> Hi,
> 
> I'd like to enquire if it's desired to let runtask exit with '1' if the
> task in question has a 'FAILED' outcome.
> 
> Maybe there was a conscious decision of not providing this feature and
> I'd like to hear about it.
> 
> I've joined Taskotron on phabricator. If there are no obvious
> resentments against such an idea, I'm happy to create a task and
> implement it.
> 
> Kind Regards,
> --
> Róman Joost

Hey Róman,

thanks for joining the project and welcome :)

We have never really thought about the feature you're talking about. We 
currently return non-zero in case the execution fails - ctrl+c, an exception 
thrown.

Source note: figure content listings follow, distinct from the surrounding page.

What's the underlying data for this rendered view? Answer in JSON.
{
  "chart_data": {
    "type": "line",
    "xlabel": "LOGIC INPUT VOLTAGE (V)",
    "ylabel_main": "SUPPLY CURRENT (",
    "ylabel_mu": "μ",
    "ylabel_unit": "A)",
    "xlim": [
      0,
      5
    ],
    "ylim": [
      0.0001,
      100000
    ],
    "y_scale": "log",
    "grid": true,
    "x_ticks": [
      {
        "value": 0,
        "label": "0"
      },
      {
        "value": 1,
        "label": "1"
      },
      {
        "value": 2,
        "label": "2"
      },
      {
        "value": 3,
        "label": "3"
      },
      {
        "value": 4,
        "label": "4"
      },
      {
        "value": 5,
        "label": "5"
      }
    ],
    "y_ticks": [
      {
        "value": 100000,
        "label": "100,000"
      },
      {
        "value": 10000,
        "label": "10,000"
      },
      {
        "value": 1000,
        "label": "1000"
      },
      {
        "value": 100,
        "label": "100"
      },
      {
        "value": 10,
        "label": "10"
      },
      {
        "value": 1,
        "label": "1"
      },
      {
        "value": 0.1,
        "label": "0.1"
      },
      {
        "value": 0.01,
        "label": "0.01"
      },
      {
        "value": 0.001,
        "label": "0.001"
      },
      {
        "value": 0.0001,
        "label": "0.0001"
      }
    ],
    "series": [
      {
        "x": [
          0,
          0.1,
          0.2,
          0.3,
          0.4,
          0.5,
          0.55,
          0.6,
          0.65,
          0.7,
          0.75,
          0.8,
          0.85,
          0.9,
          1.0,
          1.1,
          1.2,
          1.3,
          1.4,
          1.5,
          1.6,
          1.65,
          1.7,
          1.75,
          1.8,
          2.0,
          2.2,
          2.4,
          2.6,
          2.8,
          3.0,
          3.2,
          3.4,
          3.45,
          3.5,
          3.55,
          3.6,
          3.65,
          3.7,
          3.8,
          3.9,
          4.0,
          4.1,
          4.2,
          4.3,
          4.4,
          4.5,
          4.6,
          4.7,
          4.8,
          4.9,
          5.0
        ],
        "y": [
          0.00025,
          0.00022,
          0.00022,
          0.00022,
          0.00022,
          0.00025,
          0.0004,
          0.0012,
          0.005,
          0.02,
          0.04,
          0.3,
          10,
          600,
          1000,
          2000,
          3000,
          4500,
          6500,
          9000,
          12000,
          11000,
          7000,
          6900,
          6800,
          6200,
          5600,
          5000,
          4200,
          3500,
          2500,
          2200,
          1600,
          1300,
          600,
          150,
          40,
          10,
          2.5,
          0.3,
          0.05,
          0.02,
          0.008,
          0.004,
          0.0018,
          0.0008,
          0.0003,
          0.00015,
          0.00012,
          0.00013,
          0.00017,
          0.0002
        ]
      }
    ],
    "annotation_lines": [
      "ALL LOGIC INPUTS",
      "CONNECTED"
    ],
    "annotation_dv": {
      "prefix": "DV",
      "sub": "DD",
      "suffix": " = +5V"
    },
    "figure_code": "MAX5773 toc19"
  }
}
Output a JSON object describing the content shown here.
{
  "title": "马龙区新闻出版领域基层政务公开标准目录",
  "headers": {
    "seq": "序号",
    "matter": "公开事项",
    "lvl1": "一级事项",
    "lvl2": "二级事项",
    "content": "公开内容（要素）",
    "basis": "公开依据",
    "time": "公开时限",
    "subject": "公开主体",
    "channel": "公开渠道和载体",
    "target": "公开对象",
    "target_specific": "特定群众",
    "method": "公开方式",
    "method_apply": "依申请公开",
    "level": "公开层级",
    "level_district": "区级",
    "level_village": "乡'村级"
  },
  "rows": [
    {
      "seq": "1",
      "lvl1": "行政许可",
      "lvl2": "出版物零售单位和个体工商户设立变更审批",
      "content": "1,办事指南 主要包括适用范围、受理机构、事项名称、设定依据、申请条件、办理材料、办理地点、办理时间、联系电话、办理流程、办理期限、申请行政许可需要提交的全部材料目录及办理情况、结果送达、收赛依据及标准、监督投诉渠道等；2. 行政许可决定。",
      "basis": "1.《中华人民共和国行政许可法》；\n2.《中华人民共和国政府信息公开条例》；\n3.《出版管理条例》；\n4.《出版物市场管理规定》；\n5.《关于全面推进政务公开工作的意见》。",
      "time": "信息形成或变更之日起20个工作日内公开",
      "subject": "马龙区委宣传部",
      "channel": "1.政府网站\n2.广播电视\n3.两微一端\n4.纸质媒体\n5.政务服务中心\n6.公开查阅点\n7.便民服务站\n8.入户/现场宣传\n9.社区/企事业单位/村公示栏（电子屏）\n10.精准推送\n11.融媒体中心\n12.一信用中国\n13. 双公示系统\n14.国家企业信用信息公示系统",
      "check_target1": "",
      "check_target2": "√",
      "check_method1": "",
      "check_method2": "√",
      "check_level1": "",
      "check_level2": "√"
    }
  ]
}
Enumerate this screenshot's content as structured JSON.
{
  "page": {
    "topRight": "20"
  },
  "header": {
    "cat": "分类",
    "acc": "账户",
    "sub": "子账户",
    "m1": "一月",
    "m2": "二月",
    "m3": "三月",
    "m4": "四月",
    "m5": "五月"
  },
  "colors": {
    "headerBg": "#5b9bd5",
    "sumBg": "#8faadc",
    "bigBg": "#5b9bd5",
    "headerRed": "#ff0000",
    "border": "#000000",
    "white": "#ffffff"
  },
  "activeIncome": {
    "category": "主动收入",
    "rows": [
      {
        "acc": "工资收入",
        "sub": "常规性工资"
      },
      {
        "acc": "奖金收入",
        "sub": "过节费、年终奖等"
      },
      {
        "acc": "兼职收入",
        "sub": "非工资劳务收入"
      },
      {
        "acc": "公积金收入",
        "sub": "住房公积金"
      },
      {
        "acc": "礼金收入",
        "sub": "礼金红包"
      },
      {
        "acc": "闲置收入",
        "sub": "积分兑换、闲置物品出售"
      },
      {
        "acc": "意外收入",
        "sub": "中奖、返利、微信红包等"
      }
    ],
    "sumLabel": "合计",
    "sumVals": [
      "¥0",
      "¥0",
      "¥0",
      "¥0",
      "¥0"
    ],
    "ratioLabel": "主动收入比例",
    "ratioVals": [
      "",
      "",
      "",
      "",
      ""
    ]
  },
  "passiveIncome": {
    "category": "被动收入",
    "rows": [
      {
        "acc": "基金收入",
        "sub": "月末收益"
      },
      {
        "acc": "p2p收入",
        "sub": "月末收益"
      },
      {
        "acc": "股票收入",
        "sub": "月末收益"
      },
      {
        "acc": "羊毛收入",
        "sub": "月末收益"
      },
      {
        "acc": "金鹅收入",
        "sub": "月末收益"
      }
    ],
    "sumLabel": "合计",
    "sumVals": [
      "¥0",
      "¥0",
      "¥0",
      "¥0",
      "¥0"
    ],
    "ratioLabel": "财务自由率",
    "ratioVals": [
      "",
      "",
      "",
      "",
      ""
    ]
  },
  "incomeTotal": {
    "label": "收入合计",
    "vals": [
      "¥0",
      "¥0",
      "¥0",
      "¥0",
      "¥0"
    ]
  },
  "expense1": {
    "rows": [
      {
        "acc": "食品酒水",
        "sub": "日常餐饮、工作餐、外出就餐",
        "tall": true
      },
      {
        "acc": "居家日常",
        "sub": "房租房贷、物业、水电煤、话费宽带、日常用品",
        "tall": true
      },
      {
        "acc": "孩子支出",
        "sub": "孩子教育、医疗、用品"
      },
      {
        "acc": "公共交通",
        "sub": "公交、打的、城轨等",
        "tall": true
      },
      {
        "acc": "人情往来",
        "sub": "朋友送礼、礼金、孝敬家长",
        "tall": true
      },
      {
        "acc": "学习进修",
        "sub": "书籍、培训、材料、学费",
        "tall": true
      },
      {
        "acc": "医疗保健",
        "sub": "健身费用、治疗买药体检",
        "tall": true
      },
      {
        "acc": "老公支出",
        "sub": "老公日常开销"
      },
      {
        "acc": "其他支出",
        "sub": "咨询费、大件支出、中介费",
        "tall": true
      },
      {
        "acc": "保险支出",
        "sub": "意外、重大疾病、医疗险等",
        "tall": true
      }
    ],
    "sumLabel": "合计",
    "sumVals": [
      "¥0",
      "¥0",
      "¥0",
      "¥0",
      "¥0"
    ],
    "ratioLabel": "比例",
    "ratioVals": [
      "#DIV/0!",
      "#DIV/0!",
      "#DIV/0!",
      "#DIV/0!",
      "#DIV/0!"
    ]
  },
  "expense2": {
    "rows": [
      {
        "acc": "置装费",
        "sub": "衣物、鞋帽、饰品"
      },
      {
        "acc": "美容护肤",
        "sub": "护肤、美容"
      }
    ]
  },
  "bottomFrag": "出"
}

If we wanted to extend it to the FAILED task result, I see the 
following issues:

1. We have other outcomes defined at the moment, like NEEDS_INSPECTION:
https://docs.qadevel.cloud.fedoraproject.org/libtaskotron/latest/library.html#libtaskotron.check.CheckDetail
What should happen in that case?

2. Some tasks do not check just a single item. For example, depcheck and 
upgradepath check everything that is currently proposed for stable or testing 
updates. They can return a dozen test results. What should happen when there 
are mixed results?

3. At the moment, it's technically possible to leave out the 'resultsdb' 
directive the from task recipe. I cannot imagine a use case for this, because 
in development mode, this only reports to stdout, but it's possible if you need 
it. If we wanted to inspect task outcomes, we need to do it from TAP, therefore 
in the 'resultsdb' directive. It might be confusing to people that if you 
commented out that directive, runtask would stop returning "correct" return 
codes.

One further thought, instead of implementing this by default, we can also 
create a new directive or variable which will allow task creators to set the 
exit code, according to TAP or any other logic they want.

Why exactly do you need this? For local testing? runtask is just an execution 
wrapper, so you should be able to run your `./script some args` the same way as 
`runtask -i item -t type script.yml`. Except for some set up steps (like 'koji' 
or 'bodhi' directive), so if you use some of these, I can see a reason why you 
would want to run it through runtask.